Foto: Filipe Araújo / site Lula.com – arquivo

Em entrevista ao vivo transmitida pelas redes sociais do Partido dos Trabalhadores, os advogados do ex-presidente Luiz Inácio Lula da Silva explicaram que, ao julgar o recurso impetrado contra a condenação em primeira instância no caso do Tríplex do Guarujá, a 8ª turma do Tribunal Regional Federal da 4ª Região (TRF-4) terá que responder a três diferentes questionamentos da defesa contra a sentença: quanto À competência da Justiça Federal do Paraná para julgar o caso, quanto ao alegado cerceamento de defesa e quanto ao mérito da decisão.

Cristiano Zanin Martins e Valeska Martins ficaram cerca de duas horas, na tarde desta quinta-feira, respondendo a questionamentos de internautas sobre o julgamento do petista, marcado para o próximo dia 24, em Porto Alegre.
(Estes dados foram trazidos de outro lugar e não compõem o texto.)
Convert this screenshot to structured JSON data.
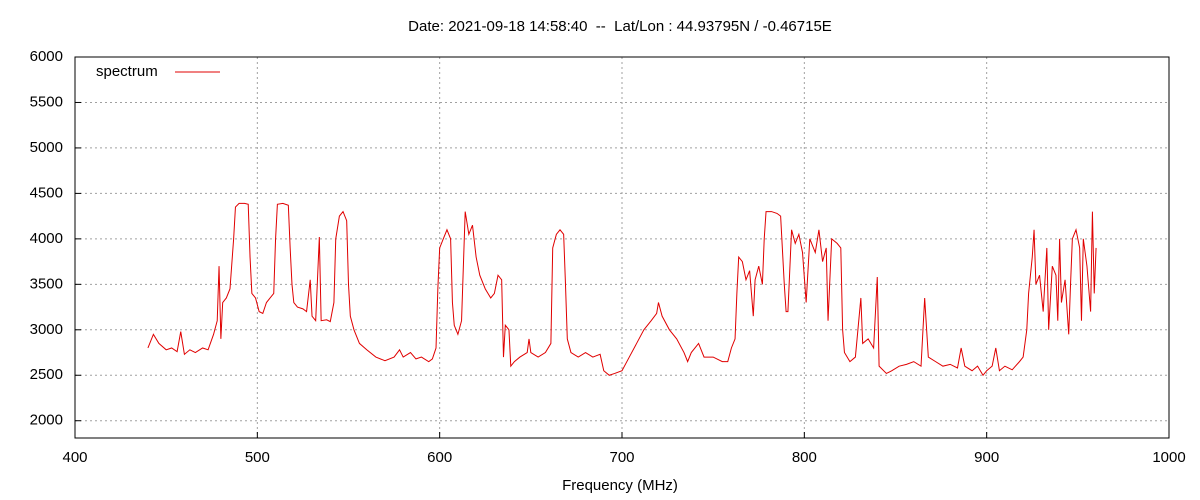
{
  "chart_data": {
    "type": "line",
    "title": "Date: 2021-09-18 14:58:40  --  Lat/Lon : 44.93795N / -0.46715E",
    "xlabel": "Frequency (MHz)",
    "xlim": [
      400,
      1000
    ],
    "xticks": [
      400,
      500,
      600,
      700,
      800,
      900,
      1000
    ],
    "ylim": [
      1810,
      6000
    ],
    "yticks": [
      2000,
      2500,
      3000,
      3500,
      4000,
      4500,
      5000,
      5500,
      6000
    ],
    "grid": true,
    "legend": "top-left",
    "x": [
      440,
      443,
      446,
      450,
      453,
      456,
      458,
      460,
      463,
      466,
      470,
      473,
      476,
      478,
      479,
      480,
      481,
      483,
      485,
      487,
      488,
      490,
      493,
      495,
      496,
      497,
      499,
      501,
      503,
      505,
      507,
      509,
      510,
      511,
      514,
      517,
      518,
      519,
      520,
      522,
      525,
      527,
      529,
      530,
      532,
      534,
      535,
      538,
      540,
      542,
      543,
      545,
      547,
      549,
      550,
      551,
      553,
      556,
      560,
      565,
      570,
      575,
      578,
      580,
      584,
      587,
      590,
      594,
      596,
      598,
      599,
      600,
      602,
      604,
      606,
      607,
      608,
      610,
      612,
      614,
      616,
      618,
      620,
      622,
      625,
      628,
      630,
      632,
      634,
      635,
      636,
      638,
      639,
      641,
      644,
      648,
      649,
      650,
      654,
      658,
      661,
      662,
      664,
      666,
      668,
      669,
      670,
      672,
      676,
      680,
      684,
      688,
      690,
      693,
      696,
      700,
      704,
      708,
      712,
      716,
      719,
      720,
      722,
      726,
      730,
      734,
      736,
      738,
      742,
      745,
      750,
      755,
      758,
      760,
      762,
      763,
      764,
      766,
      768,
      770,
      772,
      773,
      775,
      777,
      778,
      779,
      782,
      785,
      787,
      789,
      790,
      791,
      793,
      795,
      797,
      799,
      801,
      803,
      806,
      808,
      810,
      812,
      813,
      815,
      818,
      820,
      821,
      822,
      825,
      828,
      831,
      832,
      835,
      838,
      840,
      841,
      845,
      848,
      852,
      856,
      860,
      864,
      866,
      868,
      872,
      876,
      880,
      884,
      886,
      888,
      892,
      895,
      898,
      900,
      903,
      905,
      907,
      910,
      914,
      918,
      920,
      922,
      923,
      925,
      926,
      927,
      929,
      931,
      933,
      934,
      936,
      938,
      939,
      940,
      941,
      943,
      945,
      946,
      947,
      949,
      951,
      952,
      953,
      955,
      957,
      958,
      959,
      960
    ],
    "series": [
      {
        "name": "spectrum",
        "color": "#e00000",
        "values": [
          2800,
          2950,
          2850,
          2780,
          2800,
          2760,
          2980,
          2730,
          2780,
          2750,
          2800,
          2780,
          2950,
          3100,
          3700,
          2900,
          3300,
          3350,
          3450,
          4000,
          4350,
          4390,
          4390,
          4380,
          3800,
          3400,
          3350,
          3200,
          3180,
          3300,
          3350,
          3400,
          4000,
          4380,
          4390,
          4370,
          3900,
          3500,
          3300,
          3250,
          3230,
          3200,
          3550,
          3150,
          3100,
          4020,
          3100,
          3110,
          3090,
          3300,
          4000,
          4250,
          4300,
          4200,
          3500,
          3150,
          3000,
          2850,
          2780,
          2700,
          2660,
          2700,
          2780,
          2700,
          2750,
          2680,
          2700,
          2650,
          2680,
          2800,
          3450,
          3900,
          4000,
          4100,
          4000,
          3300,
          3050,
          2950,
          3100,
          4300,
          4050,
          4150,
          3800,
          3600,
          3450,
          3350,
          3400,
          3600,
          3550,
          2700,
          3050,
          3000,
          2600,
          2650,
          2700,
          2750,
          2900,
          2750,
          2700,
          2750,
          2850,
          3900,
          4050,
          4100,
          4050,
          3500,
          2900,
          2750,
          2700,
          2750,
          2700,
          2730,
          2550,
          2500,
          2520,
          2550,
          2700,
          2850,
          3000,
          3100,
          3180,
          3300,
          3150,
          3000,
          2900,
          2750,
          2650,
          2750,
          2850,
          2700,
          2700,
          2650,
          2650,
          2800,
          2900,
          3400,
          3800,
          3750,
          3550,
          3650,
          3150,
          3550,
          3700,
          3500,
          4000,
          4300,
          4300,
          4280,
          4250,
          3500,
          3200,
          3200,
          4100,
          3950,
          4050,
          3850,
          3300,
          4000,
          3850,
          4100,
          3750,
          3900,
          3100,
          4000,
          3950,
          3900,
          3000,
          2750,
          2650,
          2700,
          3350,
          2850,
          2900,
          2800,
          3580,
          2600,
          2520,
          2550,
          2600,
          2620,
          2650,
          2600,
          3350,
          2700,
          2650,
          2600,
          2620,
          2580,
          2800,
          2600,
          2550,
          2600,
          2500,
          2550,
          2600,
          2800,
          2550,
          2600,
          2560,
          2650,
          2700,
          3000,
          3400,
          3800,
          4100,
          3500,
          3600,
          3200,
          3900,
          3000,
          3700,
          3600,
          3100,
          4000,
          3300,
          3550,
          2950,
          3500,
          4000,
          4100,
          3900,
          3100,
          4000,
          3700,
          3200,
          4300,
          3400,
          3900
        ]
      }
    ]
  }
}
Sustentando não haver outra possibilidade que não a acolhida do recurso e a consequente absolvição de Lula, eles recusaram-se a responder sobre a condição de elegibilidade do ex-presidente e as alternativas recursais em caso de condenação. “Não só entendemos que é possível a absolvição como entendemos que este é o único resultado possível deste julgamento”, disse Cristiano.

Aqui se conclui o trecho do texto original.